O sirada Kurt geldi yanımıza gideceğimi anladığı için biraz üzüldü ama aslında içinden kıs kıs güldüğüne emindim. Kurt arkasını dönüp giderken Tuna da ters tarafa yürümeye başladı. Ne yapacağımı bilemesem bile Tuna'nın peşine takıldım. Yeni bir macera bizi bekliyor gibi hissediyordum. Umarım öyle olmaz. Bu kadar macera bana yetmişti çünkü. Şimdi tek istediğim sıcacık evimizde Tuna'nın yanına kıvrıldım orada kalmak. Bir daha benden uzaklaşmaya çalışmaması için uğraşmak istiyordum. Bir kişiyi daha kaybedersem, Ezgi gibi olursa... O zaman kötü olur. Bu olmasın diye uğraşmak istiyorum sadece. Bu yüzden başka maceraya gerek yok. Tuna'yı başka tehlikeye atmamam gerekir ne de olsa. Onu korumam gerekir. Kurtlarla karşı karşıya gelmek ona yetmiştir çünkü. Sonuç olarak tek bir sahibim olacaksa eğer bu kişi Tuna olmalı. Beni Ölüm Evi denen yerden de o çıkarttı. Ezgi'ye ulaşmama da o yardım etti. Beni gezdirdi, sayesinde farklı yerler gördüm. Farklı insanlar, farklı kişilikleri tanıdım. Dünyayı tanıttı bana O. Iyileri, kötüleri tanıttı. Ne yapmam gerektiğini, ne yapmamam gerektiğini... Bir köpek olarak kendi başımın çaresine bakmam gerektiğini öğretti bana Tuna. Bana değer verdi. Kadir gibi değildi, çıkarları için beni harcamadı. O bu yüzden değerli işte. Ne olursa olsun yardım etti bana. Benim için onca kurdun arasına daldı mesela. Çünkü o beni sevdi. Beni sadece bir köpek olarak diil bir dost olarak gördü kendisine. Ben simdi Tuna'yı korumazsam kimi koruyayım ki? O zaman neye yararım ki? Benim tüm hikayem iyi bir sahibim olsun diye onların peşinden gitmek ve kendimi bambaşka yerlerde bulmaktan ibaret olmadı mı? Ilk başta bu maceraya "Ezgi hastaneye gidiyor ve beni yanında ister." düşüncesiyle çıkmadım mı zaten? Sonra soluğu köpek dövüşlerinde almamış mıydım? Şu bir gerçek ki eğer Tuna olmasaydı, Mambo da bana fırsat vermeseydi ben şuan yaşıyor olmazdım. Bu yüzden işte Tuna'yı korumam gerekiyor. Çünkü o bunu hakediyor ne de olsa. O benim herşeyim oldu. O benim sahibim değil. O benim dostum oldu. Önceden "ismini bilmediğim genç çocuk" şimdi ise benim dostum. Iste bu hikayenin gelişmesi de hayatımın değişimi oluyor..

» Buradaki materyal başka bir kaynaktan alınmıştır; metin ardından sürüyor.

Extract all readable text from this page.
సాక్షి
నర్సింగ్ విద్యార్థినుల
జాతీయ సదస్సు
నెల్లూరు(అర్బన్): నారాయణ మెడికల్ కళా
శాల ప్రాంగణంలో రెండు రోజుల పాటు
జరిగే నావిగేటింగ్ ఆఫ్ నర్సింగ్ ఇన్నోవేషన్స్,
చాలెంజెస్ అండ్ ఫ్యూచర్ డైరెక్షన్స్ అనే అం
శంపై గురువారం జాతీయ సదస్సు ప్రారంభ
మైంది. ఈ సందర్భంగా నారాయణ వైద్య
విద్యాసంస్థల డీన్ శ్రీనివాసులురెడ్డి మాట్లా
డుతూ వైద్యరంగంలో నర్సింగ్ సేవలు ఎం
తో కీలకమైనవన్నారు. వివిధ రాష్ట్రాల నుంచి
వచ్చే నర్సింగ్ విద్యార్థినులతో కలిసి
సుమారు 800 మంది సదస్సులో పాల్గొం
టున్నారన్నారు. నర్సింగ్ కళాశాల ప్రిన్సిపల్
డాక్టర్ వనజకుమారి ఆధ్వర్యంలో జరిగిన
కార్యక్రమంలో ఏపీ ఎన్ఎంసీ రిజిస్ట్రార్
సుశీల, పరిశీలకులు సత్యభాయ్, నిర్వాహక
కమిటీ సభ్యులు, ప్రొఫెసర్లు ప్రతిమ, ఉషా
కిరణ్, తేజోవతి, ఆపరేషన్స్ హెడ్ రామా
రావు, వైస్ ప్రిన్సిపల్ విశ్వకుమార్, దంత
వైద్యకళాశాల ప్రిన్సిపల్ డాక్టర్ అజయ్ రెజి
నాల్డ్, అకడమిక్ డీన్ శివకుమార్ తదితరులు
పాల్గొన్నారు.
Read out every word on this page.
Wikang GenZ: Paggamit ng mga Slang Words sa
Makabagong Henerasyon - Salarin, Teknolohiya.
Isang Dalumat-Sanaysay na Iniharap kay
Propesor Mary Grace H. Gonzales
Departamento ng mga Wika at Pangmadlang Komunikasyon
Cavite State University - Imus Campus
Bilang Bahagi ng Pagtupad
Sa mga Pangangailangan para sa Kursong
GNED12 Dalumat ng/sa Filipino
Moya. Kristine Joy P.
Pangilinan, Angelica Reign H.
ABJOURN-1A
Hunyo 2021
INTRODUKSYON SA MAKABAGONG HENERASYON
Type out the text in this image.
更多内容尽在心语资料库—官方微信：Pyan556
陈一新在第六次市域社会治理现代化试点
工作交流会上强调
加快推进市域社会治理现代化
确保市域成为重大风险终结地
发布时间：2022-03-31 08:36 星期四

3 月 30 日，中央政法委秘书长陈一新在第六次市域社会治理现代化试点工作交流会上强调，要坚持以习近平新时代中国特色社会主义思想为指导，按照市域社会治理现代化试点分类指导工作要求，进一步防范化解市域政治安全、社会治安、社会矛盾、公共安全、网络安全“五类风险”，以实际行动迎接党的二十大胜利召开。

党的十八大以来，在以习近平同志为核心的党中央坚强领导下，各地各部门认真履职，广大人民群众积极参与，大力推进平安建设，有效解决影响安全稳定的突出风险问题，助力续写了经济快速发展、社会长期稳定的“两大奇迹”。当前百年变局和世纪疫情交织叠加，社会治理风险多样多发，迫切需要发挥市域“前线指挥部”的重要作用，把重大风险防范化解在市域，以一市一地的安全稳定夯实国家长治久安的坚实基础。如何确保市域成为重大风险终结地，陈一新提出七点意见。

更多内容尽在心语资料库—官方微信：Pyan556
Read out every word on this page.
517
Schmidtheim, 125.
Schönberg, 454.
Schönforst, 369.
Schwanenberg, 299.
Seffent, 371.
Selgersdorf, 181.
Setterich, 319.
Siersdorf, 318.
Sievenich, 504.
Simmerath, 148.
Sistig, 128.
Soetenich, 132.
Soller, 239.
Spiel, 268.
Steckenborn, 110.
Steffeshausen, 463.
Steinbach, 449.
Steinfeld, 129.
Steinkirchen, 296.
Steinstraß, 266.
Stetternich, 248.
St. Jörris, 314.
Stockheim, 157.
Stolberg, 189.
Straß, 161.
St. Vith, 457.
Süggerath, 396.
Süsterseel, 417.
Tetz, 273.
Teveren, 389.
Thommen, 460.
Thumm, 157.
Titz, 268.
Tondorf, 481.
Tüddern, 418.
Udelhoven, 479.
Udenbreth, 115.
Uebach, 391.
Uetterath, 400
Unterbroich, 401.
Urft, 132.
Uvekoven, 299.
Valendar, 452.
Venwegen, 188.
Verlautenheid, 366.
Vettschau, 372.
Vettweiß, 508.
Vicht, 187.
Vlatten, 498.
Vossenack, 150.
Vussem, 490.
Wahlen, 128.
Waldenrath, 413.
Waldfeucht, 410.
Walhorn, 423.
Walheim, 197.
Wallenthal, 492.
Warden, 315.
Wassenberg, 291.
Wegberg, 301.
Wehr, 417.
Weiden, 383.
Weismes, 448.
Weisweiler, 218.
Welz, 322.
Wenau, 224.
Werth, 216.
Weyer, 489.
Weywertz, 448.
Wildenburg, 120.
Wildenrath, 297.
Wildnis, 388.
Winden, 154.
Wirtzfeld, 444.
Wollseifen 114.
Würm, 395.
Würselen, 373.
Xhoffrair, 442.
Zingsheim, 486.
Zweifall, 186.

-Sonraki gün deniz kenarında-

Hey Tuna beni bekle...
Geliyorum dostum.
Iki dakika sonra Tuna'nın yanına ulaşmıştım. Sevgi dolu gözlerle bana bakıyordu. Her zaman olduğu gibi bakıyordu bana. Asla da gözlerinden sönmeyecek olan bakışlarla, sevgiyle bakıyordu. Tuna'nın farkı bu işte diye düşündüm tekrar. Sonra sessiz bir teşekkür gönderdim ona. "Her ne kadar anlamasan da beni beklediğin için teşekkürler. Tek dostum..."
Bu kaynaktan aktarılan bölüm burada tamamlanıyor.